O principal achado da pesquisa de Rafaela é que a maioria dos trabalhadores estão frustrados e sentem-se exaustos, física e emocionalmente, por ter que exercer esse trabalho extra de social media. “É um gasto de tempo que as pessoas não gostariam de ter”, comenta a pesquisadora, que analisou, em sua dissertação, comentários de postagens do Instagram que abordavam essa questão.
Esse tempo usado no processo de manter um perfil ativo — que envolve analisar tendências da rede, elaborar roteiros, responder comentários, criar peças gráficas, produzir e editar vídeos e fotos — poderia ser usado para estudar, desenvolver pesquisas científicas ou fazer cursos dentro da área profissional. Isso faz surgir a dúvida: será que a competência de um trabalhador pode ser medida com base no seu número de seguidores?
Inquietações éticas
Em 2021, a cirurgiã Caren Trisóglio Garcia publicou vídeos rindo e dançando com pedaços de pele e gordura recém removidos de pacientes. O caso repercutiu nas redes sociais e fomentou a discussão sobre postura ética e espetacularização profissional. Como resposta, a Sociedade Brasileira de Cirurgia Plástica (SBCP) suspendeu por 6 meses a médica de suas atividades na entidade e classificou os vídeos publicados como sensacionalistas. Já o Conselho Regional de Medicina de São Paulo (CREMESP) suspendeu o registro de Caren e, no ano passado, o Conselho Federal de Medicina (CFM) atualizou a resolução sobre publicidade médica. Nela, há um capítulo exclusivo sobre publicidade e propaganda nas redes sociais próprias de médicos e estabelecimentos médicos. O CFM afirma que não permite práticas sensacionalistas, veda o uso de imagens de procedimentos que identifiquem o paciente e estabelece que as imagens utilizadas devem ter caráter educativo.

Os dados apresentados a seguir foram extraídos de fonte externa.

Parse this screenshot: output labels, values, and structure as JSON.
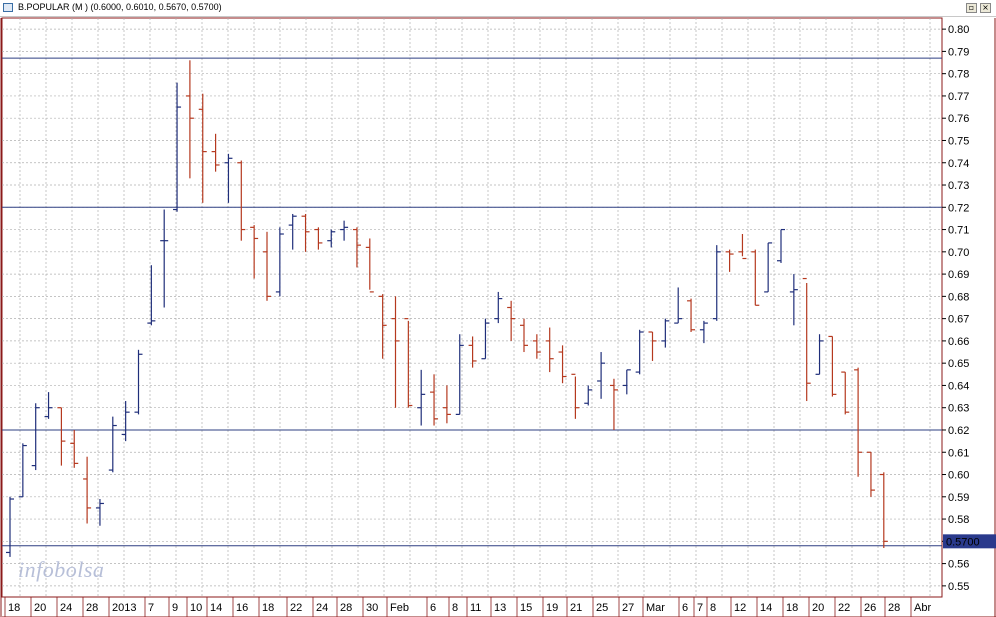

Outras entidades, como o Conselho Federal de Psicologia (CFP) e o Conselho Federal de Enfermagem (Cofen), também publicaram suas próprias orientações para atuação dos profissionais nas redes sociais.
O outro lado da exposição
O desgaste físico e mental causado pelas horas a mais de trabalho e pela sensação de ter que estar sempre em busca de produzir mais conteúdo, de maneira criativa, para ganhar seguidores são queixas observadas no relato dos entrevistados e também em comentários analisados na dissertação. Mas Gabriel também vê lados positivos na TikTokização. Ele relata que sente uma valorização na rede social e que consegue impulsionar sua carreira por meio dela. “Eu trabalho mais quando estou postando no Instagram”, comenta o ator, que também trabalha como dublador, cantor, bailarino e professor de canto. Apesar de gostar de algumas consequências da exposição online, Gabriel diz que seu desejo maior é estar nos palcos: “eu quero estar no palco, fazendo o que eu estudei pra estar fazendo”

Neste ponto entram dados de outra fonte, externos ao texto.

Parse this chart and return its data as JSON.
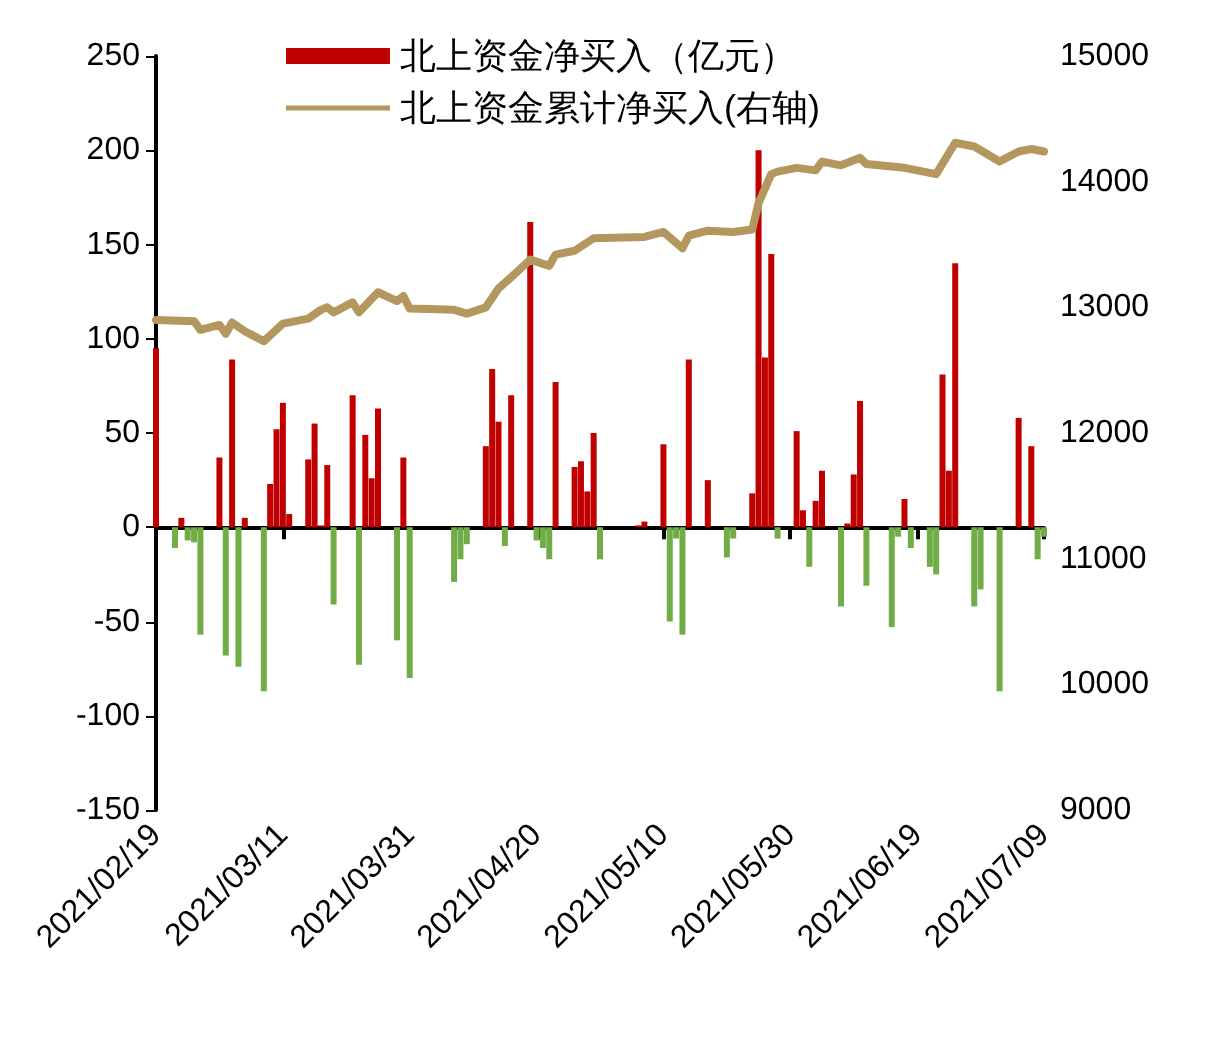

Já Daniele falou que os cursos que fez e os aprendizados que adquiriu ajudaram bastante no seu autoconhecimento. Rafaela também deparou-se com comentários de pessoas relatando que conseguiram vender mais ou captar mais clientes. “Tem gente que acha que essa discussão é ‘mimimi’, que o mundo é assim e tem que se adaptar”, completa a pesquisadora.